1. Control your blood pressure. 115 over 75 is optimal blood pressure. (Okay, I think I can do that. However, my pressure may have been elevated this week due to a certain animal that decided to take up camp under my house. “I think you have a groundhog burrowing under your garage,” said my exterminator J during his monthly checkup. “Come take a look.” There it was, a big hole in the mulch. I felt like Alice in Wonderland. If I could have shrunken down into a tiny Judi, I would have slipped in the hole and asked the groundhog to remove himself from my property immediately. Instead, J set up a trap. To date, the only animal that the trap has trapped is a cute little bunny. I hope the groundhog appears before next February when it’s time to see his shadow because I need to control my blood pressure…and furthermore, I want to sell my house.)
2. Stop smoking. (Oh good. This is an easy adjustment because I have never smoked.)
3. Exercise 30 minutes a day. (Tonight, I went to the gym and worked out with my weights and went on the treadmill for 25 minutes. I promise next time I will make an adjustment and stay on the treadmill for an extra 5 minutes. But, what about all the other days of the week? Let’s see, I do yoga on Tuesdays. I try to get to the gym on Sundays. I take walks on the beach or ride my bicycle on Saturdays and Sundays when I’m at my condo on the corner at the shore during the spring, summer and fall. There are still more days in the week. I better adjust my schedule and get those stationery bicycle pedals working again. Plus, Dr. Oz said that women who go through menopause lose muscle, so we have to work harder and build back up our muscles.)
4. Keep a healthy diet. Dr. Oz said that conventional diets don’t work because they depend on willpower. He said you should focus on your waist size. Your waist should be your height divided by two. Do you know that the bigger your belly fat the more pressure it puts on your kidneys, poisons your liver and blocks insulin, which can cause diabetes? (Dr. Oz scared me so that when I arrived home I went right out and took my tape measure and put it around my waist right above my belly button like Dr. Oz said to do. The tape measure said 29 inches. My height is 63 inches. Half of 63 is 31.5. Yes, yes, yes. OMG! I’m soooo happy.)
5. Control stress. Dr. Oz said practices like yoga and meditation can help ease stress. “Most of us store tension in our jaw and hips,” explained Dr. Oz. (I only do my yoga once or twice a week. And I did take mindfulness meditation, but don’t always practice it. I promise to do better. Now, if that groundhog would leave my property like a nice groundhog should, I would be able to control my stress level a bit better.)
Dr. Oz ended the session by encouraging the audience (of mostly women) that one of the most important things we can do to help us stay young is to get enough sleep. “Deep sleep increases growth hormones,” he said. (I wish I could surrender to sleep like Dr. Oz described. I have to turn off my computer and let my brain relax at least 30 minutes before I go to sleep and keep my room cool – just like Dr. Oz said to do. I need to continue to build a better sleep routine so I can increase my growth hormones.)
What’s that you say Dr. Oz? I need to take some vitamins too? Okay, I will. Which ones?

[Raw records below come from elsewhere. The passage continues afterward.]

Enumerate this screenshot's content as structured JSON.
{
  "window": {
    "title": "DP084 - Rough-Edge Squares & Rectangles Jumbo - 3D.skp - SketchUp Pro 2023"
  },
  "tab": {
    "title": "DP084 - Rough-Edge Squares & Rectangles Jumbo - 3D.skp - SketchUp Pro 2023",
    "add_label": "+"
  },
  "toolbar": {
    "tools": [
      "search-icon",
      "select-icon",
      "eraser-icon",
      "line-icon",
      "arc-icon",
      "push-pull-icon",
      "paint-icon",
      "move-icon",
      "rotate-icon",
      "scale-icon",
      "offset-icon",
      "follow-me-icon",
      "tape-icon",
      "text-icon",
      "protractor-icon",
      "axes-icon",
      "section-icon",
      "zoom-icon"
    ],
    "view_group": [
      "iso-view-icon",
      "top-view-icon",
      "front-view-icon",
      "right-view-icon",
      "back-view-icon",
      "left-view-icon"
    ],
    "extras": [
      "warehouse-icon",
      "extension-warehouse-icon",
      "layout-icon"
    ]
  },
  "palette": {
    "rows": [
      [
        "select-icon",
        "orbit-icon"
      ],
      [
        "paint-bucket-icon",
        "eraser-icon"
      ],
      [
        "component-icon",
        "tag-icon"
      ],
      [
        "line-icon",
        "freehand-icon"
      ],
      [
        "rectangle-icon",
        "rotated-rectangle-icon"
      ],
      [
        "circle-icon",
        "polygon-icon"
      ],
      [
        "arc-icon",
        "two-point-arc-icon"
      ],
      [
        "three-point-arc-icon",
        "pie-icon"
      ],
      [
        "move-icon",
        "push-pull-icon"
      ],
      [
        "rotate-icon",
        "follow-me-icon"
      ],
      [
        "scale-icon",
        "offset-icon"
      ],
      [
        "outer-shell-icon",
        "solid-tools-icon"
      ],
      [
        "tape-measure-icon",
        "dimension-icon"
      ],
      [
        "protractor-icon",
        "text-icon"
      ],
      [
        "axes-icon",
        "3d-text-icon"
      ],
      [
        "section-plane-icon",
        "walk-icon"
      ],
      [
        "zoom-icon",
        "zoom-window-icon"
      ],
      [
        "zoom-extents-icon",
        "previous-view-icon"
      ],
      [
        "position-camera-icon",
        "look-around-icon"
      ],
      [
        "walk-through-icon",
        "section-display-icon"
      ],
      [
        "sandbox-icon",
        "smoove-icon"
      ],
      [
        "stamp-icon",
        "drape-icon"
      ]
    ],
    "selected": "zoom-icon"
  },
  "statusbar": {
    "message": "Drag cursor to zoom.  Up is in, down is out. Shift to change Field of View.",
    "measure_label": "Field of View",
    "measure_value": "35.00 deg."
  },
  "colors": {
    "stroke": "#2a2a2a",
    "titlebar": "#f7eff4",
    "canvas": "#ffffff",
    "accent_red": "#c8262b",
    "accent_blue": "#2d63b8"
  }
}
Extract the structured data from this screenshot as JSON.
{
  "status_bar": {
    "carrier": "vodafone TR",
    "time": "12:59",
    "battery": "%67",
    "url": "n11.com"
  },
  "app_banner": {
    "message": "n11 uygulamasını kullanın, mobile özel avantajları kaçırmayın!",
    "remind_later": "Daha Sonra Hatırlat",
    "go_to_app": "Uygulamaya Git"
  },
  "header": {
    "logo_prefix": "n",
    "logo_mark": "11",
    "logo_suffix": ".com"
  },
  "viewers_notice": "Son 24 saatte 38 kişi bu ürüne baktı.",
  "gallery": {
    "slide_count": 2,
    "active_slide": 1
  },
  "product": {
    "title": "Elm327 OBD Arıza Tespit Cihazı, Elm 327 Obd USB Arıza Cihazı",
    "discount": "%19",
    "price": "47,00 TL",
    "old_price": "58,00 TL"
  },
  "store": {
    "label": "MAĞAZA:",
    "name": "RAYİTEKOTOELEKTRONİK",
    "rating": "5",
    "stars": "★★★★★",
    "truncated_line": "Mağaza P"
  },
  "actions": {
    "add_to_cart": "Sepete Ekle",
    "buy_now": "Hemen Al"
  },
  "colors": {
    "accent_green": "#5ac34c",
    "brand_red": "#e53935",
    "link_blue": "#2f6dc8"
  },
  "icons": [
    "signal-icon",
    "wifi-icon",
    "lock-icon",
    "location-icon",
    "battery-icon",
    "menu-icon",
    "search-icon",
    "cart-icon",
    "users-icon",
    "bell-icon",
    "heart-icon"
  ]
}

Dr. Oz says that women my age should take a multi-vitamin with vitamins A to E, minerals including calcium, magnesium, selenium and zinc, plus get omega 3 with fish oils. (I take a multi-vitamin every morning and I also take fish oil at night.)
In closing, Dr. Oz said that “if you automate your life differently, in two weeks you should know if this works for you. It will become part of your normal life.”
I’m going to try Dr. Oz. Yes, I’m really, really going to try to make these simple adjustments and live a better life. However, if you could just ask the groundhog to leave my property, it would be a whole lot easier.